In December 2011 we reported on a federal bill that would make companies that relocate call centers to locations outside of the United States ineligible for federal grant or guaranteed loan programs for five years. Under this bill (the U.S. Call Center and Consumer Protection Act, HR 3596), any company that (1) employs either 50 or more full-time call center employees, or 50 or more call center employees who work at least 1,500 aggregate hours per week (excluding overtime) and (2) closes a call center or ceases the operations of at least 30 percent of a call center's call volume and relocates those operations to a location outside of the United States, must provide at least 120 days' notice to the Secretary of Labor prior to any such relocation. The Act would require the Secretary of Labor to maintain a publicly available list of these companies, and any company on this list would be ineligible for any direct or indirect federal grants or guaranteed loan programs for a period of five years from when they were added to the list.
In recent months, several states have introduced their own bills with similar provisions. New Jersey A 2651 provides that an employer that relocates a call center to a foreign country must notify the state's Labor Commissioner at least 120 days before the relocation, will be ineligible to receive state government grants, loans, or tax breaks, and must remit any unamortized grant, loan or tax break back to the state. The bill provides a penalty of $10,000 for each day that a company fails to complete the notification. This bill was approved by the New Jersey Assembly on March 15 and sent to the Senate for review.

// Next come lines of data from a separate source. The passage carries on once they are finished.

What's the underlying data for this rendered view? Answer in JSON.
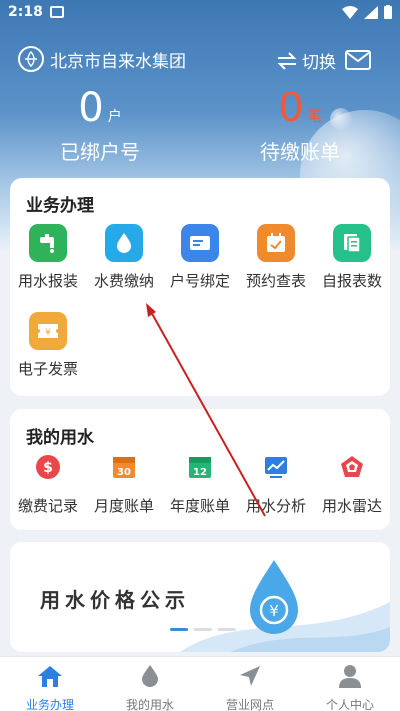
{
  "status_bar": {
    "time": "2:18"
  },
  "header": {
    "company": "北京市自来水集团",
    "switch_label": "切换",
    "stats": [
      {
        "value": "0",
        "unit": "户",
        "label": "已绑户号"
      },
      {
        "value": "0",
        "unit": "笔",
        "label": "待缴账单"
      }
    ]
  },
  "business": {
    "title": "业务办理",
    "items": [
      {
        "label": "用水报装",
        "icon": "faucet-icon"
      },
      {
        "label": "水费缴纳",
        "icon": "water-drop-icon"
      },
      {
        "label": "户号绑定",
        "icon": "account-card-icon"
      },
      {
        "label": "预约查表",
        "icon": "calendar-check-icon"
      },
      {
        "label": "自报表数",
        "icon": "documents-icon"
      },
      {
        "label": "电子发票",
        "icon": "invoice-ticket-icon"
      }
    ]
  },
  "my_water": {
    "title": "我的用水",
    "items": [
      {
        "label": "缴费记录",
        "icon": "dollar-circle-icon"
      },
      {
        "label": "月度账单",
        "icon": "calendar-30-icon",
        "badge": "30"
      },
      {
        "label": "年度账单",
        "icon": "calendar-12-icon",
        "badge": "12"
      },
      {
        "label": "用水分析",
        "icon": "line-chart-icon"
      },
      {
        "label": "用水雷达",
        "icon": "radar-icon"
      }
    ]
  },
  "banner": {
    "title": "用水价格公示",
    "coin_symbol": "¥"
  },
  "tab_bar": {
    "tabs": [
      {
        "label": "业务办理",
        "icon": "home-icon",
        "active": true
      },
      {
        "label": "我的用水",
        "icon": "water-drop-icon"
      },
      {
        "label": "营业网点",
        "icon": "location-arrow-icon"
      },
      {
        "label": "个人中心",
        "icon": "person-icon"
      }
    ]
  },
  "colors": {
    "accent": "#2d7fe6",
    "header_blue": "#3e78b4",
    "alert_red": "#f05a3a"
  }
}
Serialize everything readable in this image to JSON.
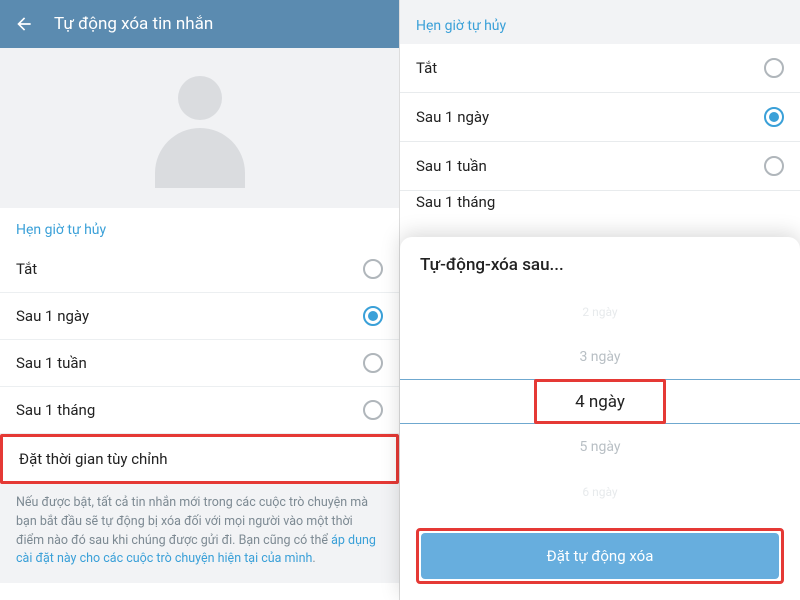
{
  "left": {
    "header_title": "Tự động xóa tin nhắn",
    "section_title": "Hẹn giờ tự hủy",
    "options": [
      {
        "label": "Tắt",
        "selected": false
      },
      {
        "label": "Sau 1 ngày",
        "selected": true
      },
      {
        "label": "Sau 1 tuần",
        "selected": false
      },
      {
        "label": "Sau 1 tháng",
        "selected": false
      }
    ],
    "custom_label": "Đặt thời gian tùy chỉnh",
    "footer_text": "Nếu được bật, tất cả tin nhắn mới trong các cuộc trò chuyện mà bạn bắt đầu sẽ tự động bị xóa đối với mọi người vào một thời điểm nào đó sau khi chúng được gửi đi. Bạn cũng có thể ",
    "footer_link": "áp dụng cài đặt này cho các cuộc trò chuyện hiện tại của mình",
    "footer_tail": "."
  },
  "right": {
    "section_title": "Hẹn giờ tự hủy",
    "options": [
      {
        "label": "Tắt",
        "selected": false
      },
      {
        "label": "Sau 1 ngày",
        "selected": true
      },
      {
        "label": "Sau 1 tuần",
        "selected": false
      },
      {
        "label": "Sau 1 tháng",
        "selected": false
      }
    ],
    "sheet_title": "Tự-động-xóa sau...",
    "wheel": {
      "items": [
        "2 ngày",
        "3 ngày",
        "4 ngày",
        "5 ngày",
        "6 ngày"
      ],
      "selected_index": 2
    },
    "confirm_label": "Đặt tự động xóa"
  }
}
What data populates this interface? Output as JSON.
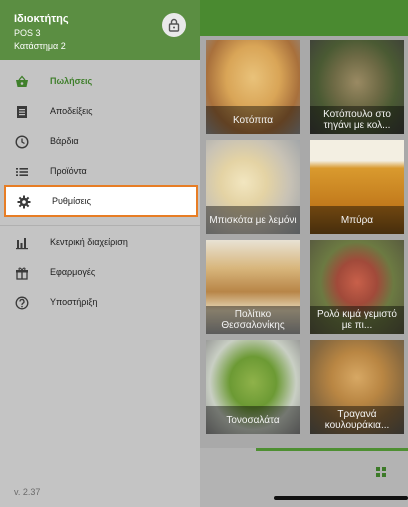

Arizona HB 2733 contains similar provisions regarding notification and ineligibility for state government grants and loans. It also would require that the director of each state agency ensures that all call centers related to state business and all customer service work be performed by state contractors entirely within the state. This bill has not been voted on. Two similar bills in Florida (SB 678 and HB 649) were introduced late last year. Senator Chris Smith, sponsor of SB 678, stated that the bill was approved unanimously by the Senate but was held up in the House. It appears unlikely to pass this term.
The federal call center bill, HR 3596, seems to be gaining support. It now has a reported 94 co-sponsors, including seven Republicans, although it has not been voted on. The bill's sponsor stated that the U.S. has lost at least 500,000 call center jobs over the last four years as those positions were moved offshore. Call centers represent about 3 percent of the U.S. workforce, according to the Communications Workers of America, the union that supports the bill.
Congress briefly considered a bill, called the Outsourcing Accountability Act of 2012 (HR 3875), that would have amended federal securities law to require public companies with revenues of more than $1 billion to disclose, in their annual filings, employment numbers by U.S. and foreign (by country) jurisdictions. Currently, public companies are only required to disclose total employment numbers without distinguishing between the U.S. and other countries. The House of Representatives voted down this bill in early March 2012.